I will have the boldness to say I don't agree with his comments but he makes great points about current feedback and states of pathways.
(1) Mauro is into low amounts of carbohydrates in general…so this will bias his notions of metabolism.
(2) Research and empherical evidence supports the standard formulas such as GO!, Surge, and proglycosin work very well and have similar designs.
(3) I still don't know what his point is, it is a little above my head or he needs to be clear about some things.
Thanks KT for the full article, now it make sense to me…
When an athlete doing power events is training, they have two variables that must be in alignment in order to work. First is the Training.
Proper loading and energy system designs will help the body with repair and body composition. This is why I am in favor of low intensity training to support the CNS and structure of the body. Aerobic training helps carve the athlete to the bone to make a mechanical advantage for weight to power ratios…but they also balance the metabolism so that they can use rocket fuel (ATP from carbohydrates) for speed and power, and use fat for support training like hurdle mobility, isolated core training, intra receovery times, and general processes of every day living.
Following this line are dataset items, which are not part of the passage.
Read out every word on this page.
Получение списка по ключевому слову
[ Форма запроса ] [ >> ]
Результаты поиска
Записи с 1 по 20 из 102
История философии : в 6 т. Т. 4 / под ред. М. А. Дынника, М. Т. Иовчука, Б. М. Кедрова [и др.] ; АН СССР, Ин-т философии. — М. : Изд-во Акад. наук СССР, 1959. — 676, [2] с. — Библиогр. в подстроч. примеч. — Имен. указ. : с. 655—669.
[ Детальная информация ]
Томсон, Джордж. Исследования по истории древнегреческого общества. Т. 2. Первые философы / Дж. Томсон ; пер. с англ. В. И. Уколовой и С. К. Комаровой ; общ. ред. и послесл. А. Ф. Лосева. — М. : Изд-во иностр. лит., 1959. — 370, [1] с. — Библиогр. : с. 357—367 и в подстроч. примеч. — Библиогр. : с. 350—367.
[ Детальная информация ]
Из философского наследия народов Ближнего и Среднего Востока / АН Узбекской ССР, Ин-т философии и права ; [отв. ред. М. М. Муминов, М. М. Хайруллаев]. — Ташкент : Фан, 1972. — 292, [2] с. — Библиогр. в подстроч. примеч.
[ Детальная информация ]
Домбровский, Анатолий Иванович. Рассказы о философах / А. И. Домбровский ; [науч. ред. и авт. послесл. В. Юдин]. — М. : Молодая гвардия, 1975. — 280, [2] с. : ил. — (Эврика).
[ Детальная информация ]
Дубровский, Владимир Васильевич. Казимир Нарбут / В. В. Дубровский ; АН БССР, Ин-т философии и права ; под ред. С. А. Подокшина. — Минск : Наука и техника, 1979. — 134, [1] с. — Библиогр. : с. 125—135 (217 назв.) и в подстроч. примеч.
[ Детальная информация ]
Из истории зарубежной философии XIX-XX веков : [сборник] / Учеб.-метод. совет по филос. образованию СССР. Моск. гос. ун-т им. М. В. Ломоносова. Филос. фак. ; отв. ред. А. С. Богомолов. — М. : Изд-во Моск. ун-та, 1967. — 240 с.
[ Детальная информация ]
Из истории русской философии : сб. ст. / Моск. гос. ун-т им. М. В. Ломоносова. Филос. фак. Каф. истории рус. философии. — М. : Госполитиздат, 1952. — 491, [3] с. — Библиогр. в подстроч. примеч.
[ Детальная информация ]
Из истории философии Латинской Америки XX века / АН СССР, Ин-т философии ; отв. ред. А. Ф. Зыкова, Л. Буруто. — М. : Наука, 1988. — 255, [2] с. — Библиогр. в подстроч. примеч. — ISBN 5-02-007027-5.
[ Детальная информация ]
Dietary influences support the training and enhance the effects. An example of this is glycogen synthesis after heavy bouts of SPEED ENDURANCE, adding carbs without the post recovery times will not increase intramuscular stores if done at a random time.
I think Dr. Di P has some great points, but the chicken and egg arguement can be valid as well. I think you can be "fat dependent" by without so strict if you train hard and eat real food. Again, paleolithic man had no cavities, were taller, and with the bone stress theories proposed by Dr. Landry the might have been very strong. They didn't neet the metabolic diet since nature from a macro sense took care of the species.